Back To Index Previous Article Next Article Full Text Supplement

Statistica Sinica 20 (2010), 149-165





VARIABLE SELECTION FOR REGRESSION MODELS

WITH MISSING DATA


Ramon I. Garcia, Joseph G. Ibrahim and Hongtu Zhu


University of North Carolina at Chapel Hill


Abstract: We consider the variable selection problem for a class of statistical models with missing data, including missing covariate and/or response data.
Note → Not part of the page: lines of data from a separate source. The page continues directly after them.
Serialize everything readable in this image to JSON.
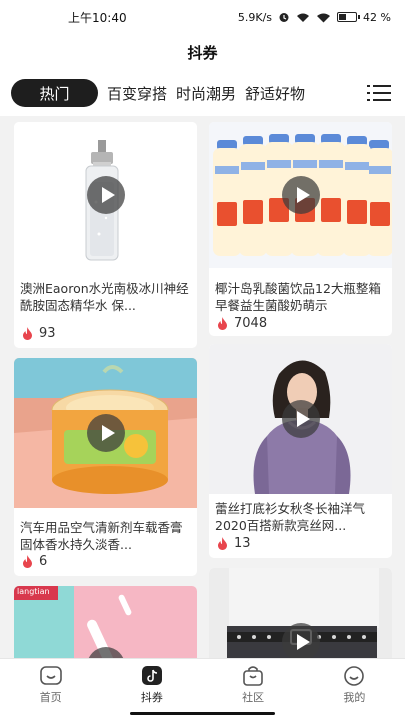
{
  "status_bar": {
    "time": "上午10:40",
    "speed": "5.9K/s",
    "battery_text": "42 %",
    "battery_level": 0.42
  },
  "header": {
    "title": "抖券"
  },
  "tabs": [
    {
      "label": "热门",
      "active": true
    },
    {
      "label": "百变穿搭",
      "active": false
    },
    {
      "label": "时尚潮男",
      "active": false
    },
    {
      "label": "舒适好物",
      "active": false
    }
  ],
  "products": [
    {
      "title": "澳洲Eaoron水光南极冰川神经酰胺固态精华水 保...",
      "likes": "93"
    },
    {
      "title": "椰汁岛乳酸菌饮品12大瓶整箱早餐益生菌酸奶萌示",
      "likes": "7048"
    },
    {
      "title": "汽车用品空气清新剂车载香膏固体香水持久淡香...",
      "likes": "6"
    },
    {
      "title": "蕾丝打底衫女秋冬长袖洋气2020百搭新款亮丝网...",
      "likes": "13"
    },
    {
      "brand": "langtian"
    }
  ],
  "bottom_nav": [
    {
      "label": "首页",
      "icon": "home-icon",
      "active": false
    },
    {
      "label": "抖券",
      "icon": "tiktok-icon",
      "active": true
    },
    {
      "label": "社区",
      "icon": "bag-icon",
      "active": false
    },
    {
      "label": "我的",
      "icon": "smile-icon",
      "active": false
    }
  ],
  "colors": {
    "accent": "#e8454d",
    "active_tab_bg": "#1e1e1e"
  }
}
We investigate the smoothly clipped absolute deviation penalty (SCAD) and adaptive LASSO and propose a unified model selection and estimation procedure for use in the presence of missing data. We develop a computationally attractive algorithm for simultaneously optimizing the penalized likelihood function and estimating the penalty parameters. Particularly, we propose to use a model selection criterion, called the IC$_Q$ statistic, for selecting the penalty parameters. We show that the variable selection procedure based on IC$_Q$ automatically and consistently selects the important covariates and leads to efficient estimates with oracle properties. The methodology is very general and can be applied to numerous situations involving missing data, from covariates missing at random in arbitrary regression models to nonignorably missing longitudinal responses and/or covariates. Simulations are given to demonstrate the methodology and examine the finite sample performance of the variable selection procedures. Melanoma data from a cancer clinical trial is presented to illustrate the proposed methodology.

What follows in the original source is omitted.